Три посетителя навестили его. Виктор потихоньку постучался в двери и, когда я его впустил, так отчаянно разрыдался, что я вынужден был его увести. Потом постучала Мирабелла. Она подошла к постели Жюльена, который лежал в полудремоте, и взглянула на него. Она не плакала, а только горячо поцеловала его в высохшие уста. Жюльен не заметил ни друга, ни возлюбленной. Неожиданно появился также отец Амиель, которого я тоже принял. Так как больной недоумевающими глазами смотрел на него, то он стал забавно прыгать перед кроватью, восклицая:
— Ты не узнаешь меня, Жюльен? Не узнаешь, мальчик, своего отца Амиеля, маленького Амиеля, носатого Амиеля? Скажи мне хоть одно слово, скажи, что ты меня любишь.
Мальчик остался равнодушным. Если существуют Елисейские поля, то я надеюсь встретить там отца Амиеля без длинной шляпы, с правильным носом. Там он будет прохаживаться под руку с Жюльеном по небесным садам.
На четвертый день вечером сердце у мальчика билось так бешено, что каждую минуту можно было ожидать кровоизлияния в мозг. Я прошел к маршалу.
— Как дела?
— Плохо.
— Выживет ли Жюльен?
— Нет. Мальчик слишком сильно переутомился.
— Это удивляет меня, — вздохнул маршал, — я этого не знал.
И я действительно думаю, что он не знал. Но терпение мое иссякло. Я сказал ему всю правду без всякой пощады, упрекнул его в невнимании к мальчику и в том, что он способствовал его смерти. О происшествии у иезуитов я умолчал. Маршал слушал меня молча, слегка склонив голову. Ресницы его дрожали, и я увидел слезы на его глазах. Наконец он признался, что был неправ. Но оправился и вошел в комнату больного. Отец сел около сына, которого теперь мучили ужасные видения.
— Я, по крайней мере, облегчу ему смерть, поскольку это от меня зависит, — пробормотал маршал. — Жюльен, — сказал он своим решительным тоном.
Мальчик узнал его.
— Жюльен, тебе придется прервать школьные занятия. Мы с тобой вместе отправимся в армию. Король понес большие потери на границе, и теперь даже самые молодые должны исполнить свой долг!

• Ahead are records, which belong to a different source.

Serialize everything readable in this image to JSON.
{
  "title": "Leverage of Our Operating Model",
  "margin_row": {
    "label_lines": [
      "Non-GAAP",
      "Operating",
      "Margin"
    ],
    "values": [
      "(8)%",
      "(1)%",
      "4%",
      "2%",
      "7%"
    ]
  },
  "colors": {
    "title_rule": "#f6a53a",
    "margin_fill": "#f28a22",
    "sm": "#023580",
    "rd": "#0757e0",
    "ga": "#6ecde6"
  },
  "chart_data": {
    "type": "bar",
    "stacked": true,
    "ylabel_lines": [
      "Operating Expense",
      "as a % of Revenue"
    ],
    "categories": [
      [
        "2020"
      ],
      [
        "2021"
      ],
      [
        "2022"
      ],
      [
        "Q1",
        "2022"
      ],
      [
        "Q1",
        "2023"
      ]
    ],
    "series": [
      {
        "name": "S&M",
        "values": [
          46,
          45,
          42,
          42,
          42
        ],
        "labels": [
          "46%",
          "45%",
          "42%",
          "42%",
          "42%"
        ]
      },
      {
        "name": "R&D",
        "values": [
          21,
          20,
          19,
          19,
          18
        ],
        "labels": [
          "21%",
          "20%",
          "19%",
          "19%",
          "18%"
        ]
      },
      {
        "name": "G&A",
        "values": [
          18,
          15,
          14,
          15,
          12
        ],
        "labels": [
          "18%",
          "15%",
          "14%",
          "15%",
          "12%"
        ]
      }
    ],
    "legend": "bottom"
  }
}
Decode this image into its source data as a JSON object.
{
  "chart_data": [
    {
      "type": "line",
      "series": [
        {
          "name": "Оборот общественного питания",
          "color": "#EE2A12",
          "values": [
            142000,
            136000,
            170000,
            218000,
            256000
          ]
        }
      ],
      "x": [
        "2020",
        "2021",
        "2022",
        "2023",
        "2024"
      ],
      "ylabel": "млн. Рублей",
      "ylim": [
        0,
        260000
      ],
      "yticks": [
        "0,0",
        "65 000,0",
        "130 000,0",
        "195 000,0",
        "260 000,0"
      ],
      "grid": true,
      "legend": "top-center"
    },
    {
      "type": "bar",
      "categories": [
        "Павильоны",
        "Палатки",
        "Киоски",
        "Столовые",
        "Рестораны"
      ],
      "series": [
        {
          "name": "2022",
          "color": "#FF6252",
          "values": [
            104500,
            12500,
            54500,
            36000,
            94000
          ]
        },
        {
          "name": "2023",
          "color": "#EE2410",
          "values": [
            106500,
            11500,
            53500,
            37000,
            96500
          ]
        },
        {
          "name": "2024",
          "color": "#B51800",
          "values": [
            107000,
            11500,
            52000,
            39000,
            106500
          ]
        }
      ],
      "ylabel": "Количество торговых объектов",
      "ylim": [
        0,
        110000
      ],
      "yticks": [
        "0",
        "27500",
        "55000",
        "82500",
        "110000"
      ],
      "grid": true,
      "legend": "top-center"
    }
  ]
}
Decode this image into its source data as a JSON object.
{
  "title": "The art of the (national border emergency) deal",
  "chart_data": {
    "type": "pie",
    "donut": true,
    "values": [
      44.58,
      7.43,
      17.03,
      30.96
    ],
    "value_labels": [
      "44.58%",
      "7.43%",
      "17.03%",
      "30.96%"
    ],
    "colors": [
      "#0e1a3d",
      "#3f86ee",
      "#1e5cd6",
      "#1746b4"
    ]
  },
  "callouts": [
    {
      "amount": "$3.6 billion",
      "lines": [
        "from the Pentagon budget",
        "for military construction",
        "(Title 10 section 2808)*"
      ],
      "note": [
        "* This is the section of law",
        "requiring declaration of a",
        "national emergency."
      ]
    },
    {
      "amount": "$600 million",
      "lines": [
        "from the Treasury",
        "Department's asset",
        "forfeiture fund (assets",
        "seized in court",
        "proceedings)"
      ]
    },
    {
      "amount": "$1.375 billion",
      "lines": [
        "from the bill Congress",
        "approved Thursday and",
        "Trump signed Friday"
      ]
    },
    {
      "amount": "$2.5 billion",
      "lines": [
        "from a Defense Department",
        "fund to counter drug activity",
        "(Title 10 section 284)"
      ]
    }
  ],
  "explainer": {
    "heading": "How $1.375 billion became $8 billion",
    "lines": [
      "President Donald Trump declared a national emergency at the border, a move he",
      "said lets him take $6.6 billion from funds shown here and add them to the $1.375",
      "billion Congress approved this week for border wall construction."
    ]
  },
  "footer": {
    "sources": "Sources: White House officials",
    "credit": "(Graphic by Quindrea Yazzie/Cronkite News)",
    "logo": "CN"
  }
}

Эти слова вызвали у умирающего желание поскорее отправиться в путь… Он грезил о покупке лошадей, отъезде, прибытии в лагерь, появлении на фронте… Глаза у него сверкали, но в груди уже слышалось хрипение.
— Агония! — шепнул я маршалу.
— Видишь, вон английское знамя, возьми же его, — приказал отец.
Умирающий мальчик схватил рукой воздух, крикнул: «Слава королю!» — и упал на постель, словно сраженный пулей.
Фагон окончил свой рассказ и встал. Маркиза казалась растроганной.
— Бедный ребенок! — вздохнул король, тоже поднявшись с места.
— Почему бедный? — улыбнулся Фагон. — Ведь он умер как настоящий герой.